KubeAI administrators can define system-wide autoscaling settings by setting the following Helm values (for the kubeai/kubeai chart):

Example:

# helm-values.yaml
modelAutoscaling:
  interval: 15s
  timeWindow: 10m
# ...

Model Settings

The following settings can be configured on a model-by-model basis.

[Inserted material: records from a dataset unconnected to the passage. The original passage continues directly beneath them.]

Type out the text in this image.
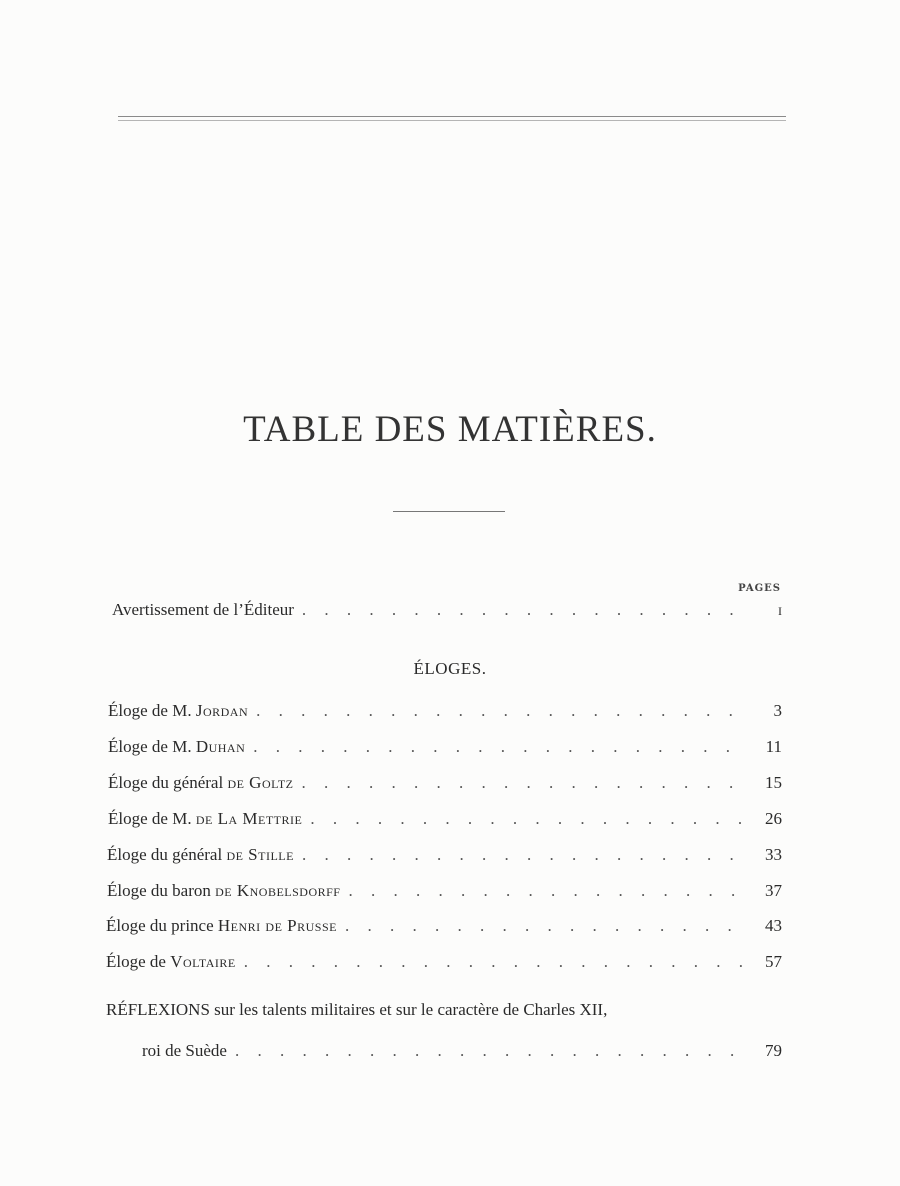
TABLE DES MATIÈRES.
PAGES
Avertissement de l’Éditeur . . .	I
ÉLOGES.
Éloge de M. Jordan . . .	3
Éloge de M. Duhan . . .	11
Éloge du général de Goltz . . .	15
Éloge de M. de La Mettrie . . .	26
Éloge du général de Stille . . .	33
Éloge du baron de Knobelsdorff . . .	37
Éloge du prince Henri de Prusse . . .	43
Éloge de Voltaire . . .	57
RÉFLEXIONS sur les talents militaires et sur le caractère de Charles XII,
roi de Suède . . .	79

NOTE: Updates to model settings will be applied upon scale up of additional model Pods. You can force-restart model servers by running kubectl delete pods -l model=<model-name>.

Model settings: helm

If you are managing models via the kubeai/models Helm chart, you can use:

# helm-values.yaml
catalog:
  model-a:
    # ...
    minReplicas: 1
    maxReplicas: 9
    targetRequests: 250
    scaleDownDelaySeconds: 45
  model-b:
    # ...
    disableAutoscaling: true
# ...

Re-running helm upgrade with these additional parameters will update model settings in the cluster.

Model settings: kubectl

You can also specify the autoscaling profile directly via the Models custom resource in the Kubernetes API:

apiVersion: kubeai.org/v1
kind: Model
metadata:
  name: my-model
spec:
  # ...
  minReplicas: 1
  maxReplicas: 9
  targetRequests: 250
  scaleDownDelaySeconds: 45

If you are already managing models using Model manifest files, you can make the update to your file and reapply it using kubectl apply -f <filename>.yaml.